Tuesday, 17 July 2018: 18:15
Location: 205C (MTCC NORTH BUILDING)
Oral Presentation
Arnold WINDELER, Technische Universität Berlin, Germany
Robert JUNGMANN, TU Berlin, Germany
Sets of organizations currently transform societies into innovation societies (Rammert et al. 2018; Windeler 2018). They make ‘creative destruction’ (Schumpeter 1934) an almost ubiquitous imperative. Organizations in these contexts not only reflexively and collectively produce the new and destroy the old; they also face radically new demands.

Likewise, innovation studies do not only describe the society-wide expansion of innovation. They also highlight that heterogeneous actors produce innovation collectively in networks and fields today (e.g., Saxenian 1994; Ferrary/Granovetter 2009; Sydow et al. 2012). In so doing, such studies point to forces of homogeneity (DiMaggio/Powell 1983) and heterogeneity as well as to struggles within these fields (Hoffman 1999). Although many aspects of collective innovation have been well studied, central theoretical questions remain. What qualifies as a field of innovation? What does the collective production of innovation in and between organizations mean? How do organizations shape fields, and how are they shaped by them within practical processes of producing innovation?
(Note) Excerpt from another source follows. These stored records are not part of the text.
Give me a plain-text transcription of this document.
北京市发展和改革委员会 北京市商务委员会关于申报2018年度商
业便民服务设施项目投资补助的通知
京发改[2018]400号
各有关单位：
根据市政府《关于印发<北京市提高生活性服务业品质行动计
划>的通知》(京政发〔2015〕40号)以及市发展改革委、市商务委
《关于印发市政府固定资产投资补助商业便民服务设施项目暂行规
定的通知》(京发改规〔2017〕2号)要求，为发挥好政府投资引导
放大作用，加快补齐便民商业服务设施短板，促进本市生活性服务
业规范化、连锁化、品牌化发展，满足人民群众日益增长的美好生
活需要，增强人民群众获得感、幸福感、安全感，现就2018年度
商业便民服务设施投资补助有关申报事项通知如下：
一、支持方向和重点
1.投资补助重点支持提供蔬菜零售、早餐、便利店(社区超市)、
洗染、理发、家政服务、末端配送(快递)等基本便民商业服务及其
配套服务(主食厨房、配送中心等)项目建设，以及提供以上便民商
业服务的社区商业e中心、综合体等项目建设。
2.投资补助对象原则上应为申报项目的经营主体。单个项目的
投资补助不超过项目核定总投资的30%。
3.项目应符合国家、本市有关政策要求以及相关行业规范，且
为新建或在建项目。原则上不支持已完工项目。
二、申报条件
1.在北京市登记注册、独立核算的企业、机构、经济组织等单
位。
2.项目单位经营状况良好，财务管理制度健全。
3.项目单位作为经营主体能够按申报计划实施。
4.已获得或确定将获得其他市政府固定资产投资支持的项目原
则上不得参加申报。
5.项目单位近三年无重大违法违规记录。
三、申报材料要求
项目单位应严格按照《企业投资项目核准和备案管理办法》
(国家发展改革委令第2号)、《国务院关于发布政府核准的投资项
We outline a practice–theoretical perspective informed by Giddens to understand the active, recursive, reflexive, and collective transformation of societies and organizations in and through processes of innovation. We highlight the entwinement of organization, field, and society and of domination, legitimation, and signification in constituting collective agency in contexts of radicalized modernity. We develop and illustrate our framework by studying two completely different fields of innovation: the globally oriented semiconductor industry (Sydow et al. 2012) and a regional cluster in catalysis research (Schmidt 2013). We examine organizations as reflexive social systems, the role of organizations in processes of collective innovation, and the challenges they face. In this way, we contribute to a repositioning of organizations in today’s radicalized modern innovation societies.